Booth joins the Goodman after 21 years at the Alliance Theatre, a time when she doubled the theater’s annual budget to just under $20 million and tripled its endowment.

During her tenure at the Alliance, Booth has focused on building bridges to the community through summer projects for teens, a national playwriting competition, the Reiser Atlanta Artists Lab (which yearly provides developmental resources for three projects from Atlanta artists) and the Spelman Leadership Fellowship.

Among Susan V. Booth's most cherished projects at the Alliance Theatre was "Jesus Christ Superstar GOSPEL," from 2009, a soulful re-imagining of the 1971 rock opera by Andrew Lloyd Webber and Tim Rice. Photo: Joe Mazza

Credit: Joe Mazza

icon to expand image

Credit: Joe Mazza

Booth has made it her special mission to champion new work from local and national playwrights. The Alliance produced 85 world premieres during her tenure, including six world-premiere musicals that went on to open on Broadway.

She established the Alliance/Kendeda National Graduate Playwriting Competition. That program seeks entries from graduate students and provides development assistance to four finalists and one winner.

Among the playwrights whose careers were kickstarted by Kendeda are Tarell Alvin McCraney, whose play “In Moonlight Black Boys Look Blue” inspired the 2016 Academy Award-winning film for best picture, “Moonlight,” and Jiréh Breon Holder, whose competition-winning play “Too Heavy For Your Pocket” opened off-Broadway in 2017.

Under Booth’s leadership the Alliance conducted its largest capital campaign ever, raising $32 million to completely rebuild the theater, from the dirt up.

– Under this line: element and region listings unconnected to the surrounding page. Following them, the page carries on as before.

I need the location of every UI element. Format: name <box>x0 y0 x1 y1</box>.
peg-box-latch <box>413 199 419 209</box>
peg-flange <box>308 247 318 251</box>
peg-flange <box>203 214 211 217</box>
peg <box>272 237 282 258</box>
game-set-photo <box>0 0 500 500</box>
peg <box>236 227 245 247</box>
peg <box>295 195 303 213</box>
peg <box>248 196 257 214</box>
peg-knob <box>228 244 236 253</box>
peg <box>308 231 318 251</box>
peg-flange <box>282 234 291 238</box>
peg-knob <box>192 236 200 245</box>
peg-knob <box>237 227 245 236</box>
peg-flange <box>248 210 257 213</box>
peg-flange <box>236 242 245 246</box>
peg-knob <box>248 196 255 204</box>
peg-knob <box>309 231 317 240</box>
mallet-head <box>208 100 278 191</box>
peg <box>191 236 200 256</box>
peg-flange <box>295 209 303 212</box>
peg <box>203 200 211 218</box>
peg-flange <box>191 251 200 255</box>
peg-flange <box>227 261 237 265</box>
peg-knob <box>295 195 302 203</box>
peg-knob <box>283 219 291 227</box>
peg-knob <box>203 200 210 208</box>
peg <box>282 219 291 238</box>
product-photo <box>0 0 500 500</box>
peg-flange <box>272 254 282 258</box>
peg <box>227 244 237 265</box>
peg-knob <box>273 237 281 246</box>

The new facility, including the Coca-Cola Stage and improved production facilities, opened in 2019.

While the Midtown theater building was closed during construction, the Alliance took its show on the road, producing 12 shows in 14 different venues, from the 210-seat Dad’s Garage Theatre to the 2,750-seat Cobb Energy Performing Arts Centre.

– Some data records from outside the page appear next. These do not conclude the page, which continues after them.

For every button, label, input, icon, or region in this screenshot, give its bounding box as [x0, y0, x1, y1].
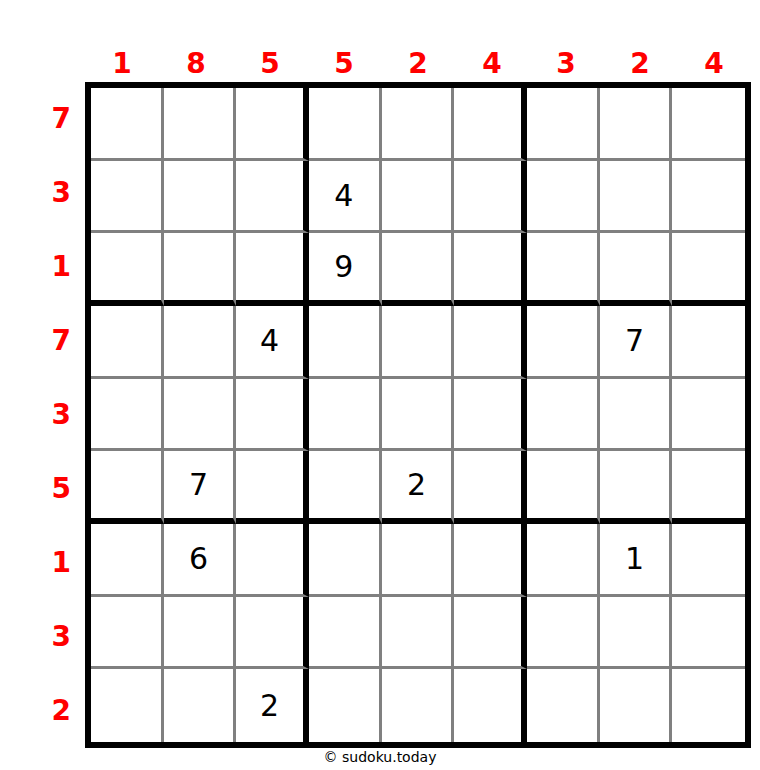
cell-r8c9[interactable]	[672, 597, 745, 670]
cell-r2c3[interactable]	[236, 161, 309, 234]
cell-r8c6[interactable]	[454, 597, 527, 670]
cell-r4c2[interactable]	[164, 306, 237, 379]
cell-r2c7[interactable]	[527, 161, 600, 234]
top-clue-col9: 4	[704, 50, 723, 78]
cell-r3c1[interactable]	[91, 233, 164, 306]
given-cell-r6c5[interactable]: 2	[382, 451, 455, 524]
cell-r1c6[interactable]	[454, 88, 527, 161]
cell-r3c7[interactable]	[527, 233, 600, 306]
cell-r1c1[interactable]	[91, 88, 164, 161]
cell-r8c8[interactable]	[600, 597, 673, 670]
cell-r8c5[interactable]	[382, 597, 455, 670]
cell-r5c2[interactable]	[164, 379, 237, 452]
cell-r7c4[interactable]	[309, 524, 382, 597]
top-clue-col7: 3	[556, 50, 575, 78]
cell-r6c8[interactable]	[600, 451, 673, 524]
cell-r5c6[interactable]	[454, 379, 527, 452]
copyright-text: © sudoku.today	[0, 749, 760, 765]
top-clue-col8: 2	[630, 50, 649, 78]
given-cell-r7c8[interactable]: 1	[600, 524, 673, 597]
cell-r7c9[interactable]	[672, 524, 745, 597]
cell-r2c9[interactable]	[672, 161, 745, 234]
cell-r8c2[interactable]	[164, 597, 237, 670]
cell-r2c5[interactable]	[382, 161, 455, 234]
left-clue-row4: 7	[52, 327, 71, 355]
cell-r2c1[interactable]	[91, 161, 164, 234]
cell-r9c1[interactable]	[91, 669, 164, 742]
given-cell-r2c4[interactable]: 4	[309, 161, 382, 234]
cell-r5c3[interactable]	[236, 379, 309, 452]
left-clue-row3: 1	[52, 253, 71, 281]
cell-r3c3[interactable]	[236, 233, 309, 306]
top-clue-col6: 4	[482, 50, 501, 78]
cell-r4c5[interactable]	[382, 306, 455, 379]
top-clue-col3: 5	[260, 50, 279, 78]
cell-r9c6[interactable]	[454, 669, 527, 742]
left-clue-row1: 7	[52, 105, 71, 133]
cell-r9c4[interactable]	[309, 669, 382, 742]
cell-r8c7[interactable]	[527, 597, 600, 670]
cell-r7c6[interactable]	[454, 524, 527, 597]
top-clue-col1: 1	[112, 50, 131, 78]
cell-r9c2[interactable]	[164, 669, 237, 742]
given-cell-r3c4[interactable]: 9	[309, 233, 382, 306]
cell-r6c1[interactable]	[91, 451, 164, 524]
cell-r9c9[interactable]	[672, 669, 745, 742]
cell-r8c3[interactable]	[236, 597, 309, 670]
given-cell-r9c3[interactable]: 2	[236, 669, 309, 742]
cell-r4c7[interactable]	[527, 306, 600, 379]
cell-r1c2[interactable]	[164, 88, 237, 161]
cell-r3c9[interactable]	[672, 233, 745, 306]
cell-r7c1[interactable]	[91, 524, 164, 597]
cell-r1c9[interactable]	[672, 88, 745, 161]
cell-r1c5[interactable]	[382, 88, 455, 161]
left-clue-row7: 1	[52, 549, 71, 577]
cell-r6c6[interactable]	[454, 451, 527, 524]
cell-r5c7[interactable]	[527, 379, 600, 452]
cell-r3c2[interactable]	[164, 233, 237, 306]
cell-r5c4[interactable]	[309, 379, 382, 452]
cell-r3c5[interactable]	[382, 233, 455, 306]
cell-r9c7[interactable]	[527, 669, 600, 742]
cell-r4c1[interactable]	[91, 306, 164, 379]
cell-r4c6[interactable]	[454, 306, 527, 379]
left-clue-row5: 3	[52, 401, 71, 429]
cell-r8c4[interactable]	[309, 597, 382, 670]
top-clue-col2: 8	[186, 50, 205, 78]
cell-r2c2[interactable]	[164, 161, 237, 234]
given-cell-r4c8[interactable]: 7	[600, 306, 673, 379]
cell-r5c5[interactable]	[382, 379, 455, 452]
cell-r1c8[interactable]	[600, 88, 673, 161]
cell-r2c8[interactable]	[600, 161, 673, 234]
left-clue-row9: 2	[52, 697, 71, 725]
top-clue-col4: 5	[334, 50, 353, 78]
cell-r3c6[interactable]	[454, 233, 527, 306]
given-cell-r4c3[interactable]: 4	[236, 306, 309, 379]
cell-r6c3[interactable]	[236, 451, 309, 524]
cell-r6c9[interactable]	[672, 451, 745, 524]
cell-r4c4[interactable]	[309, 306, 382, 379]
cell-r9c5[interactable]	[382, 669, 455, 742]
given-cell-r7c2[interactable]: 6	[164, 524, 237, 597]
left-clue-row6: 5	[52, 475, 71, 503]
given-cell-r6c2[interactable]: 7	[164, 451, 237, 524]
cell-r1c4[interactable]	[309, 88, 382, 161]
cell-r1c3[interactable]	[236, 88, 309, 161]
cell-r7c5[interactable]	[382, 524, 455, 597]
cell-r2c6[interactable]	[454, 161, 527, 234]
left-clue-row2: 3	[52, 179, 71, 207]
cell-r4c9[interactable]	[672, 306, 745, 379]
cell-r1c7[interactable]	[527, 88, 600, 161]
left-clue-row8: 3	[52, 623, 71, 651]
top-clue-row: 185524324	[85, 42, 751, 78]
cell-r9c8[interactable]	[600, 669, 673, 742]
cell-r6c7[interactable]	[527, 451, 600, 524]
cell-r3c8[interactable]	[600, 233, 673, 306]
cell-r5c8[interactable]	[600, 379, 673, 452]
cell-r8c1[interactable]	[91, 597, 164, 670]
cell-r6c4[interactable]	[309, 451, 382, 524]
left-clue-column: 731735132	[0, 82, 78, 748]
cell-r5c9[interactable]	[672, 379, 745, 452]
sudoku-board: 494772612	[85, 82, 751, 748]
cell-r7c3[interactable]	[236, 524, 309, 597]
cell-r5c1[interactable]	[91, 379, 164, 452]
top-clue-col5: 2	[408, 50, 427, 78]
cell-r7c7[interactable]	[527, 524, 600, 597]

Moddelmog was co-chair of the Alliance’s board during that “on-the-road” 2017-2018 season. Said Moddelmog, “there were a handful of people who thought we probably were crazy for doing it, but (Booth) had no fear in this area. She was bound and determined to get out in the community and do these plays where people could see them. It turned out to be spectacular.”

Of the season, Booth said, “I am so proud of us and and the organization for doing that. You only get chances like that once in a generational life of an organization. The notion of safely hunkering down in one location for close to two years would have been a missed opportunity.”

Booth, 59, is a native of Youngstown, Ohio. She graduated from Denison University in tiny Granville, Ohio, and earned a graduate degree from Northwestern University, outside Chicago.

Chicago, she said, “is one of the great American theater cities. There is this eco-system, from storefronts up to the Goodman.” Theater, she is said, “is profoundly and deeply valued by the city. And all of that is appealing.”

Part of the attraction of her new post is “pure sentimentality” she said, but, added, “I have an opportunity to take on another big adventure, and I like big adventures.”

Booth will become the first female director of the Goodman in its 97-year history. The Goodman is the first theater in the world to produce all 10 plays in August Wilson’s “American Century Cycle.”

Like the Alliance, the Goodman has pursued a goal of community connections, through its Education and Engagement programs that target Chicago’s underserved young people.

Founded in 1925, the theater was endowed and named by lumber tycoon William O. Goodman in honor of his son Kenneth, who died in the 1918 influenza pandemic.

In a press release from the Goodman, Booth described the Chicago theater as “deeply committed to bravery, authenticity and muscular aesthetics.”

Booth’s last task in Atlanta will be directing a new production of “Everybody,” a modern take on the 15th-century morality play “Everyman,” which opens in previews Sept. 2. Her last day on the job will be Sept. 16.

Pearl Cleage, the Alliance Theatre’s distinguished artist in residence said, in a statement, “Susan Booth’s impact will be felt for as long as there is an Alliance Theatre, but what I will miss most as a playwright, is her presence in the rehearsal hall where she is unfailingly generous with the many gifts she brings to each and every collaboration as an artist and as a human being.”